O Ministério Público do Maranhão (MP-MA) denunciou a empresária Carolina Sthela Ferreira dos Anjos e o policial militar Michael Bruno Lopes Santos por tortura majorada, tentativa de homicídio qualificado e tentativa de aborto contra a trabalhadora doméstica Samara Regina Dutra Soares, de 19 anos. A denúncia, assinada pela promotora de Justiça Nahyma Ribeiro Abas, foi aceita pela Justiça e os acusados passam a responder formalmente ao processo criminal.
O que motivou as agressões
Segundo o MP-MA, Samara foi acusada pela patroa de ter furtado um anel de R$ 5 mil. O objeto foi encontrado posteriormente em um cesto de roupas, indicando que não houve furto, mas esquecimento pela empresária. Ainda assim, a jovem foi submetida a agressões físicas e psicológicas com o objetivo de fazê-la confessar o suposto furto. A investigação aponta que o policial militar participou das agressões usando arma de fogo para intimidar a vítima, dando uma coronhada na testa, arrastando-a pelos cabelos e mantendo-a de joelhos sob ameaça. A empresária é apontada como principal responsável pelas agressões físicas, desferindo socos e tapas mesmo após o anel ser encontrado, enquanto o PM a imobilizava. Samara, grávida, se curvou sobre a barriga para tentar proteger o bebê.

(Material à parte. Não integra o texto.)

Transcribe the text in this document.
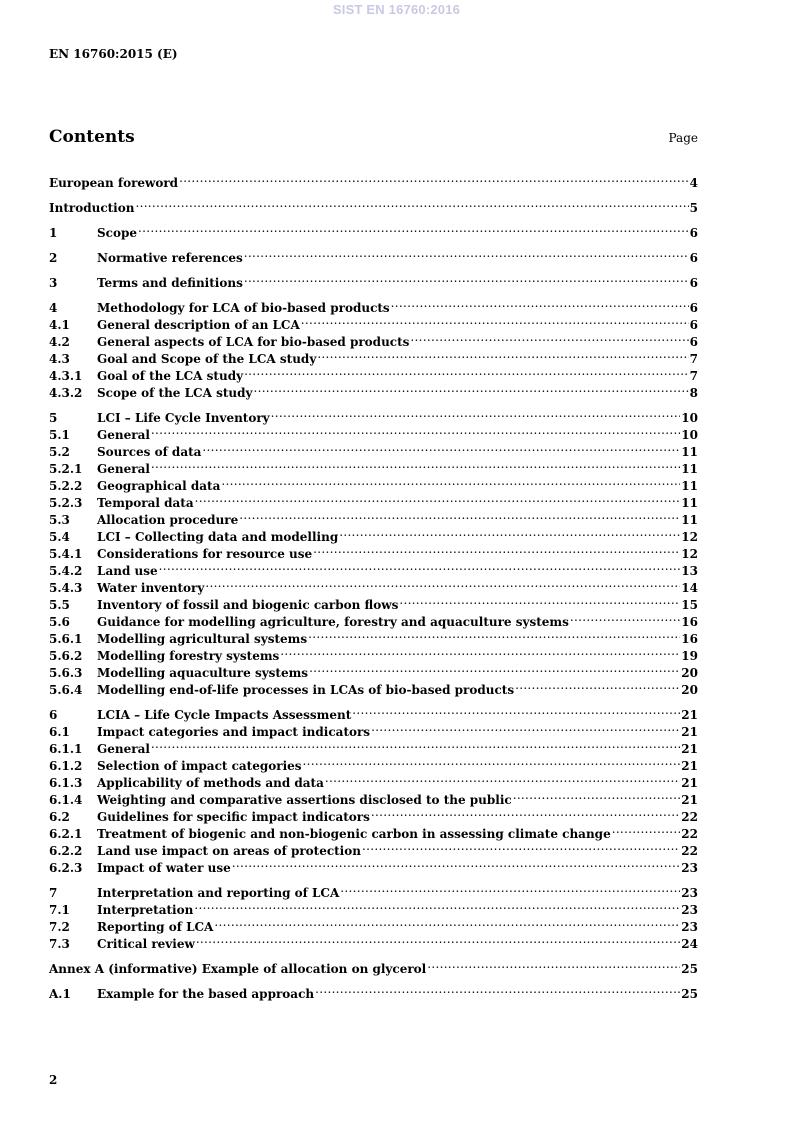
SIST EN 16760:2016
EN 16760:2015 (E)
Contents	Page
European foreword .....	4
Introduction .....	5
1	Scope .....	6
2	Normative references .....	6
3	Terms and definitions .....	6
4	Methodology for LCA of bio-based products .....	6
4.1	General description of an LCA .....	6
4.2	General aspects of LCA for bio-based products .....	6
4.3	Goal and Scope of the LCA study .....	7
4.3.1	Goal of the LCA study .....	7
4.3.2	Scope of the LCA study .....	8
5	LCI – Life Cycle Inventory .....	10
5.1	General .....	10
5.2	Sources of data .....	11
5.2.1	General .....	11
5.2.2	Geographical data .....	11
5.2.3	Temporal data .....	11
5.3	Allocation procedure .....	11
5.4	LCI – Collecting data and modelling .....	12
5.4.1	Considerations for resource use .....	12
5.4.2	Land use .....	13
5.4.3	Water inventory .....	14
5.5	Inventory of fossil and biogenic carbon flows .....	15
5.6	Guidance for modelling agriculture, forestry and aquaculture systems .....	16
5.6.1	Modelling agricultural systems .....	16
5.6.2	Modelling forestry systems .....	19
5.6.3	Modelling aquaculture systems .....	20
5.6.4	Modelling end-of-life processes in LCAs of bio-based products .....	20
6	LCIA – Life Cycle Impacts Assessment .....	21
6.1	Impact categories and impact indicators .....	21
6.1.1	General .....	21
6.1.2	Selection of impact categories .....	21
6.1.3	Applicability of methods and data .....	21
6.1.4	Weighting and comparative assertions disclosed to the public .....	21
6.2	Guidelines for specific impact indicators .....	22
6.2.1	Treatment of biogenic and non-biogenic carbon in assessing climate change .....	22
6.2.2	Land use impact on areas of protection .....	22
6.2.3	Impact of water use .....	23
7	Interpretation and reporting of LCA .....	23
7.1	Interpretation .....	23
7.2	Reporting of LCA .....	23
7.3	Critical review .....	24
Annex A (informative) Example of allocation on glycerol .....	25
A.1	Example for the based approach .....	25
2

Por que o MP aponta tortura
A denúncia enquadra o caso como tortura porque a vítima foi constrangida com violência e grave ameaça para confessar um crime que não cometeu. O MP-MA sustenta que Samara foi submetida a sofrimento físico e psicológico intenso, em situação degradante. A tortura foi majorada devido à gestação, que aumentava a vulnerabilidade da vítima. A promotora afirmou que a denúncia se baseia em provas testemunhais, exames periciais e outros elementos reunidos na investigação.
Acusação de tentativa de homicídio
O MP também denunciou os acusados por tentativa de homicídio qualificado. Durante as agressões, eles teriam ameaçado dopar Samara, colocá-la escondida em um carro e levá-la a um sítio para executá-la. Áudios apreendidos indicam que a empresária comentou a violência e disse que Samara “não era nem para ter saído viva”. A intensidade das agressões, o uso de arma de fogo e as ameaças indicam intenção de matar, segundo o MP.
Tentativa de aborto
A terceira acusação é tentativa de aborto. O MP-MA afirma que os denunciados sabiam da gravidez e que a violência colocou a gestação em risco. A vítima precisou proteger o ventre para evitar que os golpes atingissem o bebê. A Promotoria entendeu que houve exposição do feto ao risco, configurando tentativa de aborto.
Provas citadas na denúncia
A denúncia é sustentada por exames de corpo de delito, laudos periciais, depoimentos e áudios apreendidos. Laudos apontaram lesões e perda auditiva de 50% na vítima. Áudios mostram Carolina narrando as agressões, afirmando que bateu tanto que ficou com a mão inchada. Também há histórico de acionamento da PM pelo 190.
Quem são os denunciados
Carolina Sthela Ferreira dos Anjos é empresária e contratou Samara verbalmente para serviços domésticos em Paço do Lumiar. Foi presa preventivamente em Teresina (PI) em maio. Sua defesa afirmou que respeita a denúncia e conduzirá a defesa conforme o caso. Michael Bruno Lopes Santos é policial militar do MA, usou a condição de agente e arma de fogo para intimidar a vítima. A SSP-MA informou que ele responde criminal e administrativamente, e outros quatro PMs que atenderam a ocorrência foram afastados. A defesa de Michael negou as agressões.
O que acontece agora
A Justiça aceitou a denúncia e o caso tramita na Vara Criminal de Paço do Lumiar. Os acusados devem apresentar defesa. As prisões preventivas foram mantidas. O MP pediu julgamento pelo Tribunal do Júri devido à tentativa de homicídio, mas a decisão será tomada após a fase de provas e oitivas. Ainda não há audiência marcada.